Do you and your family have any holiday customs spent in the kitchen? Martha Stewart’s holiday tradition is baking her signature decorated sugar cookies in different Christmas shapes. From stars and tree to Santa and reindeer, there’s a cookie for every holiday symbol.

Read LIW’s full interview with Martha Stewart: Domestic Goddess

Sugar Cookies

Makes two dozen cookies

2 cups unbleached all-purpose flour
¼ tsp kosher salt
½ tsp baking powder
1 stick (½ cup) unsalted butter
1 cup sugar
1 large egg, lightly beaten
2 Tbsp brandy or milk
½ tsp pure vanilla extract
Royal Icing, optional

Royal Icing

1 box confectioners’ sugar (1 lb.)
5 Tbsp meringue powder, or 2 large egg whites

For Cookies

1. Whisk together flour, salt, and baking powder in a medium bowl; set aside. In the bowl of an electric mixer fitted with the paddle attachment, cream butter and sugar; mix until light and fluffy. With mixer running, add egg, brandy, and vanilla; mix until well combined. With the mixer on low, slowly add reserved flour mixture. Mix until just combined.

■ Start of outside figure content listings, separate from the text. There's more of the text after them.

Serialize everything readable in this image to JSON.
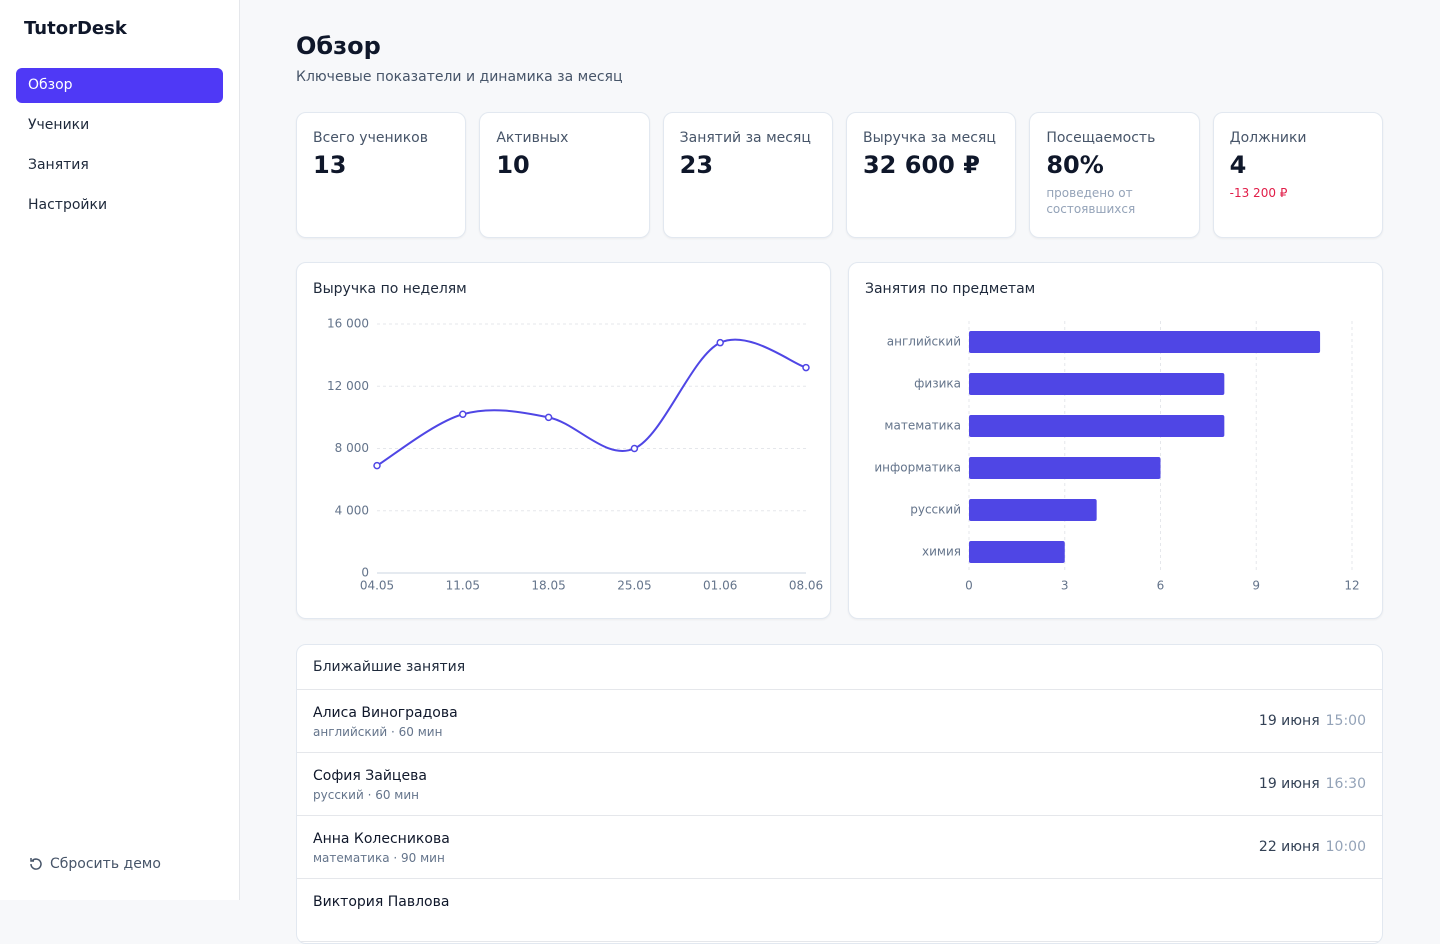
{
  "sidebar": {
    "brand": "TutorDesk",
    "nav": [
      "Обзор",
      "Ученики",
      "Занятия",
      "Настройки"
    ],
    "reset": "Сбросить демо"
  },
  "header": {
    "title": "Обзор",
    "subtitle": "Ключевые показатели и динамика за месяц"
  },
  "kpis": [
    {
      "label": "Всего учеников",
      "value": "13"
    },
    {
      "label": "Активных",
      "value": "10"
    },
    {
      "label": "Занятий за месяц",
      "value": "23"
    },
    {
      "label": "Выручка за месяц",
      "value": "32 600 ₽"
    },
    {
      "label": "Посещаемость",
      "value": "80%",
      "note": "проведено от состоявшихся"
    },
    {
      "label": "Должники",
      "value": "4",
      "note": "-13 200 ₽"
    }
  ],
  "chart_data": [
    {
      "type": "line",
      "title": "Выручка по неделям",
      "categories": [
        "04.05",
        "11.05",
        "18.05",
        "25.05",
        "01.06",
        "08.06"
      ],
      "values": [
        6900,
        10200,
        10000,
        8000,
        14800,
        13200
      ],
      "color": "#4f46e5",
      "ylim": [
        0,
        16000
      ],
      "yticks": [
        {
          "value": 0,
          "label": "0"
        },
        {
          "value": 4000,
          "label": "4 000"
        },
        {
          "value": 8000,
          "label": "8 000"
        },
        {
          "value": 12000,
          "label": "12 000"
        },
        {
          "value": 16000,
          "label": "16 000"
        }
      ],
      "grid": true
    },
    {
      "type": "bar",
      "orientation": "horizontal",
      "title": "Занятия по предметам",
      "categories": [
        "английский",
        "физика",
        "математика",
        "информатика",
        "русский",
        "химия"
      ],
      "values": [
        11,
        8,
        8,
        6,
        4,
        3
      ],
      "color": "#4f46e5",
      "xlim": [
        0,
        12
      ],
      "xticks": [
        0,
        3,
        6,
        9,
        12
      ],
      "grid": true
    }
  ],
  "upcoming": {
    "title": "Ближайшие занятия",
    "rows": [
      {
        "name": "Алиса Виноградова",
        "meta": "английский · 60 мин",
        "date": "19 июня",
        "time": "15:00"
      },
      {
        "name": "София Зайцева",
        "meta": "русский · 60 мин",
        "date": "19 июня",
        "time": "16:30"
      },
      {
        "name": "Анна Колесникова",
        "meta": "математика · 90 мин",
        "date": "22 июня",
        "time": "10:00"
      },
      {
        "name": "Виктория Павлова"
      }
    ]
  }
}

2. Transfer dough to a clean surface. Shape into 2 disks, cover with plastic wrap, and refrigerate at least 1 hour.

3. Preheat oven to 350 degrees. Line baking sheets with nonstick baking mats or parchment paper; set aside.

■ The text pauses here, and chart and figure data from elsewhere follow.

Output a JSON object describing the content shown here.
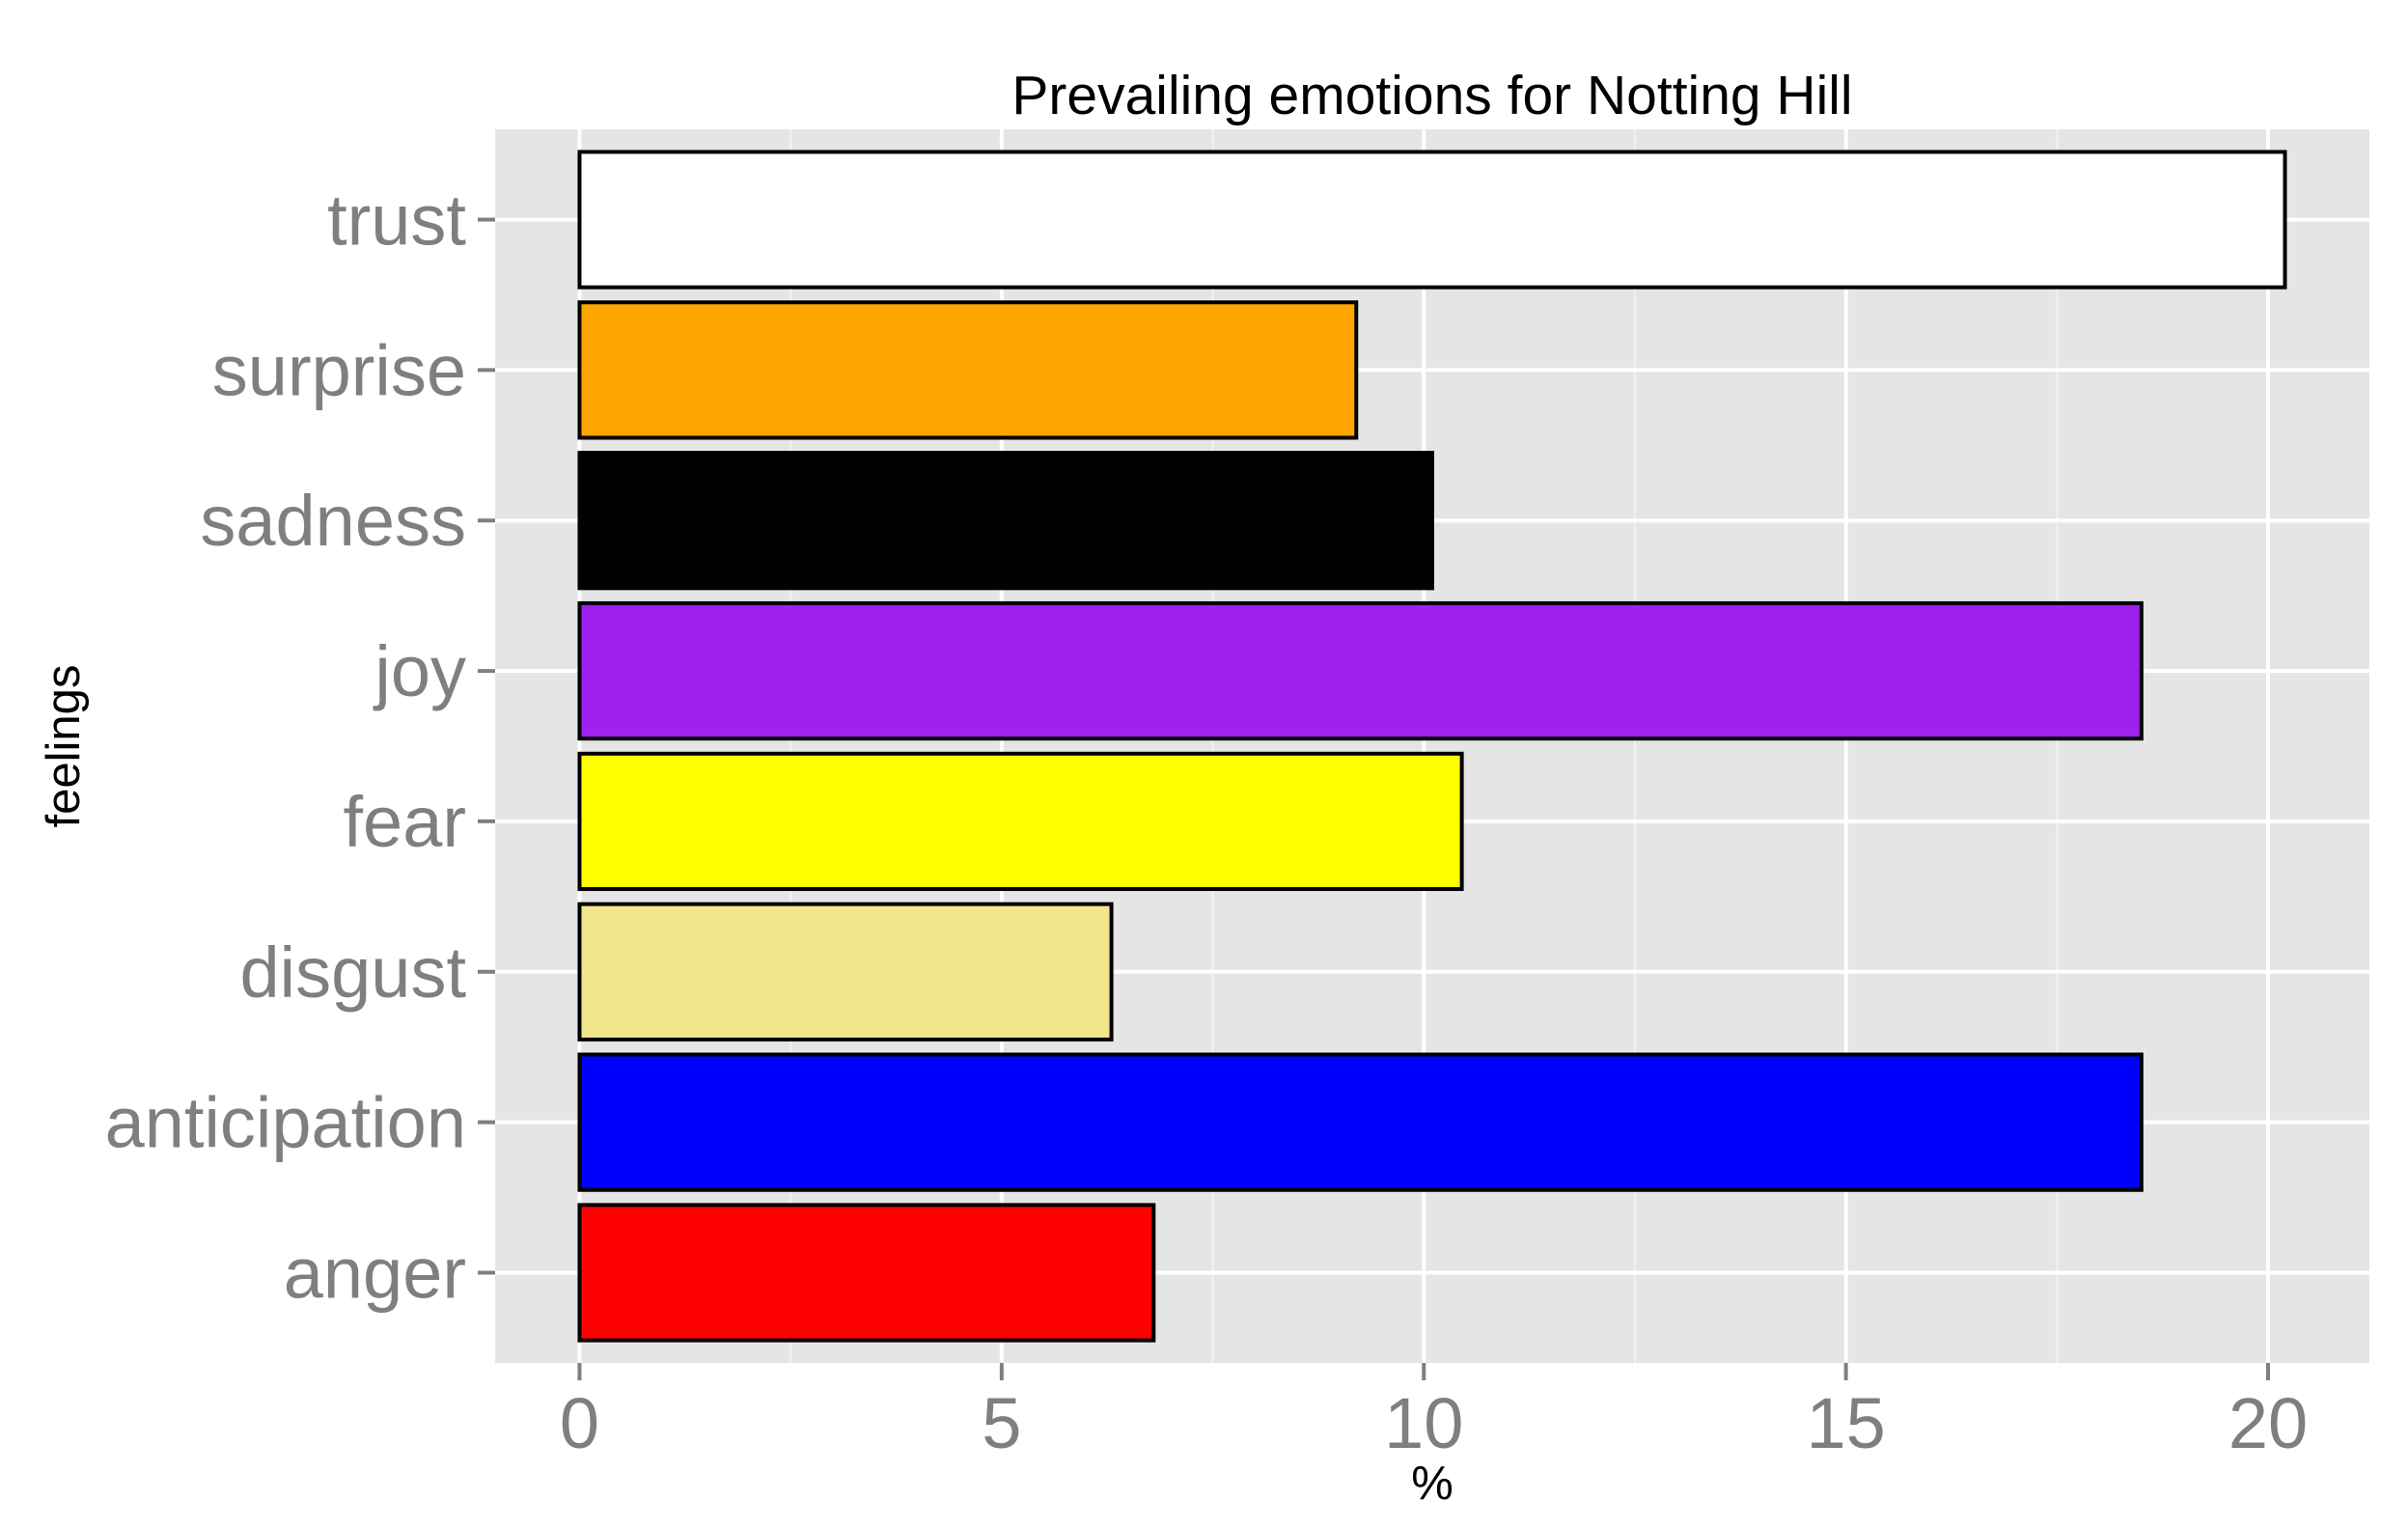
{
  "chart_data": {
    "type": "bar",
    "orientation": "horizontal",
    "title": "Prevailing emotions for Notting Hill",
    "xlabel": "%",
    "ylabel": "feelings",
    "categories": [
      "anger",
      "anticipation",
      "disgust",
      "fear",
      "joy",
      "sadness",
      "surprise",
      "trust"
    ],
    "values": [
      6.8,
      18.5,
      6.3,
      10.45,
      18.5,
      10.1,
      9.2,
      20.2
    ],
    "colors": [
      "#ff0000",
      "#0000ff",
      "#f0e68c",
      "#ffff00",
      "#a020f0",
      "#000000",
      "#ffa500",
      "#ffffff"
    ],
    "xlim": [
      -1,
      21.2
    ],
    "xticks": [
      0,
      5,
      10,
      15,
      20
    ],
    "xtick_labels": [
      "0",
      "5",
      "10",
      "15",
      "20"
    ],
    "grid": true,
    "panel_background": "#e5e5e5",
    "grid_color": "#ffffff",
    "bar_outline": "#000000",
    "legend": "none"
  }
}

4. On a lightly floured surface, roll out dough to ⅛-inch thickness. Cut into desired shapes and transfer to prepared sheets, spaced 1 inch apart. Leftover dough can be rolled and cut once more. Bake until lightly golden, about 10 minutes; do not allow to brown. Transfer sheets to wire racks; let cool completely.

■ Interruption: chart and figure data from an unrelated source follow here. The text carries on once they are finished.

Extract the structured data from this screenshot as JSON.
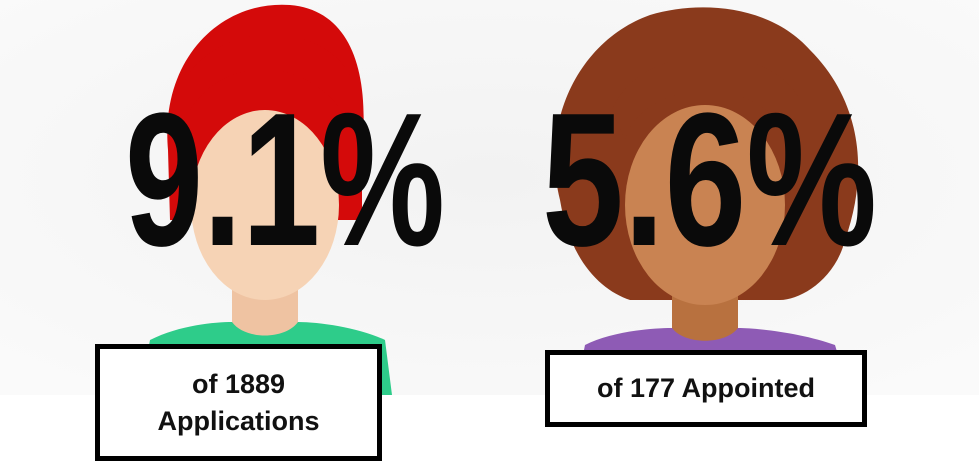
{
  "items": [
    {
      "percent": "9.1%",
      "caption": "of 1889 Applications"
    },
    {
      "percent": "5.6%",
      "caption": "of 177 Appointed"
    }
  ]
}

5. Decorate with royal icing, if desired.

For Royal Icing

In the bowl of an electric mixer fitted with the paddle attachment, combine sugar and meringue powder. Mixing on low speed, add a scant ½ cup water. For a thinner consistency, add more water. (A thicker consistency is generally used for outlining and adding details). Mix until icing holds a ribbonlike trail on the surface of the mixture for 5 seconds when you raise the paddle.